Leviticus 21:17-18 & 22-23a
“Speak to Aaron, saying, None of your offspring throughout your generations who has a blemish may approach to offer the bread of his God. For no one who has a blemish shall draw near, a man blind or lame, or one who has a mutilated face or a limb too long. … He may eat the bread of his God, both of the most holy and the holy things, but he shall not go through the veil or approach the altar.”

The most stalwart High Priest in human history, the One who not only passed through the holy veil from God’s side but also from man’s, the One who unthreaded the tapestry of separation for all eternity, the most unblemished Mediator ever to offer the bread of God to hungry souls, the Minister of divine grace Who’s likeness Aaron’s most stately sons barely imitate, is—get this—effectively also the most lame, the most mutilated, the most bodily-disproportioned priest as well. Those feet that tread on the stars buckle under the weight of Golgotha’s cross. That back that paralyzed Moses with awe at Sanai collapses under the load of man’s iniquities. This effervescent mystery of divine incarnation keeps shining through all the shadowy symbolism of biblical atonement. To put in lyric form:

There’s glory in Your transfiguration; it shines away my reasons to boast!
But Your disfiguration is the place I see His glory the most!

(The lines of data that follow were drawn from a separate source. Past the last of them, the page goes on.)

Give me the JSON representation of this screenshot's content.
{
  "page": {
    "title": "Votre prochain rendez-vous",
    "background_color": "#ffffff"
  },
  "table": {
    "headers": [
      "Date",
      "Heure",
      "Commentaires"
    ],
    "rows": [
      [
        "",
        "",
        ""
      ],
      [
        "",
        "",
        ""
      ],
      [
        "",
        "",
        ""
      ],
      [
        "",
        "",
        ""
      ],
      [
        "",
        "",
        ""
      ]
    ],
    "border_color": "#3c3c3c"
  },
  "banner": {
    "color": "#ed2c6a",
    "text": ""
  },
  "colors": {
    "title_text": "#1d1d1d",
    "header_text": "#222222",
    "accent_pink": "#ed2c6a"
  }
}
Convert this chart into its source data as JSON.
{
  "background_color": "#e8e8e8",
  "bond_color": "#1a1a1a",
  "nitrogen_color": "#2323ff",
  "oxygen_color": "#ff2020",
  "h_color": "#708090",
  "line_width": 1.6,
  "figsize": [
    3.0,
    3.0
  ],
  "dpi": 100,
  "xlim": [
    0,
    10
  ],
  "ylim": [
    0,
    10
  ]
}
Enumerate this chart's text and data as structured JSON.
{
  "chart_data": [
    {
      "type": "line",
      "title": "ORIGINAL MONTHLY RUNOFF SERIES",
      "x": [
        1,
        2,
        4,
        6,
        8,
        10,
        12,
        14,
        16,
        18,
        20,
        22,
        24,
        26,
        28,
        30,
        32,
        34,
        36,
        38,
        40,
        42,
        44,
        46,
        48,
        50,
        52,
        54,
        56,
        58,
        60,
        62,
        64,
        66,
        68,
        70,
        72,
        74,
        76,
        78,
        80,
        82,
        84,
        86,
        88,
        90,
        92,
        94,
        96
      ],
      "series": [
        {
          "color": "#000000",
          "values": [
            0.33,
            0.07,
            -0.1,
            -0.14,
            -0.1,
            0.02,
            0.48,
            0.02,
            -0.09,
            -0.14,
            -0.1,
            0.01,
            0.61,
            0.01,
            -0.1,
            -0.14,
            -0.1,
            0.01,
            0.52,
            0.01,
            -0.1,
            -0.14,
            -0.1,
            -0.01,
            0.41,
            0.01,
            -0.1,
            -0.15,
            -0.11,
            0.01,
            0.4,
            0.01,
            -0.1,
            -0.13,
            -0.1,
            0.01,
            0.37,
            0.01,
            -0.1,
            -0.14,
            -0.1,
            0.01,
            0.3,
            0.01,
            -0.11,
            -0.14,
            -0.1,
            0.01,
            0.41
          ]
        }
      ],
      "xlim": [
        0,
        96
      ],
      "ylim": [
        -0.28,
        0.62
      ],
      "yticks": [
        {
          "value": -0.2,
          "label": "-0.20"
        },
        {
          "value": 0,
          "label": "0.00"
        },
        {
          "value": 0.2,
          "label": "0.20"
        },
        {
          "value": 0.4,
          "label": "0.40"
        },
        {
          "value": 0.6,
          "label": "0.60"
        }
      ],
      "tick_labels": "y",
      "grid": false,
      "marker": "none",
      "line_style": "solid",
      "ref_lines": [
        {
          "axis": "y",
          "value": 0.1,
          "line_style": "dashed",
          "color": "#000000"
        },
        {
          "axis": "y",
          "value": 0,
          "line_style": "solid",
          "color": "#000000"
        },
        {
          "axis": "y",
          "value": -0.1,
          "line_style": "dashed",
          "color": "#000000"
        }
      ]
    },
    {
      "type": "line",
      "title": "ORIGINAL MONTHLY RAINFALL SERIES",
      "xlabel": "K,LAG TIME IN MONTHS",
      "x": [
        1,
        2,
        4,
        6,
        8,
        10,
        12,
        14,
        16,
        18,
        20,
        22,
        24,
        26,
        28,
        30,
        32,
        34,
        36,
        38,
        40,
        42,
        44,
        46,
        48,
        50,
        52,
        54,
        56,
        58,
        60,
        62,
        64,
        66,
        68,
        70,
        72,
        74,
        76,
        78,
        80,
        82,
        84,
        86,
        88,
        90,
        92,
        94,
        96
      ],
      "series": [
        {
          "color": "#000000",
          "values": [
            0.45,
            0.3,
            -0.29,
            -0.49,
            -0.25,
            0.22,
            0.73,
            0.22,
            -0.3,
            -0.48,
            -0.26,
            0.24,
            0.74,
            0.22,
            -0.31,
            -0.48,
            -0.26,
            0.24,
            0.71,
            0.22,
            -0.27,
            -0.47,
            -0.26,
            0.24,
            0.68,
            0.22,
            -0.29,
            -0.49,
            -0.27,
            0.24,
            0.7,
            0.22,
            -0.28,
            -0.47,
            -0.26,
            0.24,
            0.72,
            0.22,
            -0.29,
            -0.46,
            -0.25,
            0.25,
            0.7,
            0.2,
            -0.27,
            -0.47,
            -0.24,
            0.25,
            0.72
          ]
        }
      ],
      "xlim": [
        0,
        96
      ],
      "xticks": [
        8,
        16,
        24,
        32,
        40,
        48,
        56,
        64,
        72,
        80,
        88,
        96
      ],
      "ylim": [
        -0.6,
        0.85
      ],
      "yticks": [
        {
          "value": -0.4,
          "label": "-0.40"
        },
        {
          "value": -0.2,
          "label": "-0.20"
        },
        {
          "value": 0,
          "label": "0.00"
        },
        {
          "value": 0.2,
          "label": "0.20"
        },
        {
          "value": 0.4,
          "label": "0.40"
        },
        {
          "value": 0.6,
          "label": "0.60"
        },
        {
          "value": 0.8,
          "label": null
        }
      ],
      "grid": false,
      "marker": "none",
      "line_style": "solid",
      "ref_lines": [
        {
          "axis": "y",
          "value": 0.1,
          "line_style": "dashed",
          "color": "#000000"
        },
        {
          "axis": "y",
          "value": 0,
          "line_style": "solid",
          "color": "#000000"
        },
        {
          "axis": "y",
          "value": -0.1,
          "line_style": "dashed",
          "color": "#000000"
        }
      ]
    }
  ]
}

Remember the paradox of divine revelation, friend, that God has been revealing Himself while concealing Himself, insuring that only those with eyes to see and ears to hear, only those whose senses have been calibrated to the Spirit’s work, are able to go deeper into the manifold mysteries. That’s why God’s formal precedent for high priests here in Leviticus 21 creates a stumbling block for all would-be disciples. Scribes and Pharisees won’t merely reject Jesus for the offensiveness of His message, but for the offensiveness of His visage. Reflect on that.

Isaiah 53:2 prophesied long before, “He had no form or majesty that we should look at him, and no beauty that we should desire him,” which doesn’t quite fit the priestly profile of Leviticus 21 unless we gaze upon it through the eyes of faith.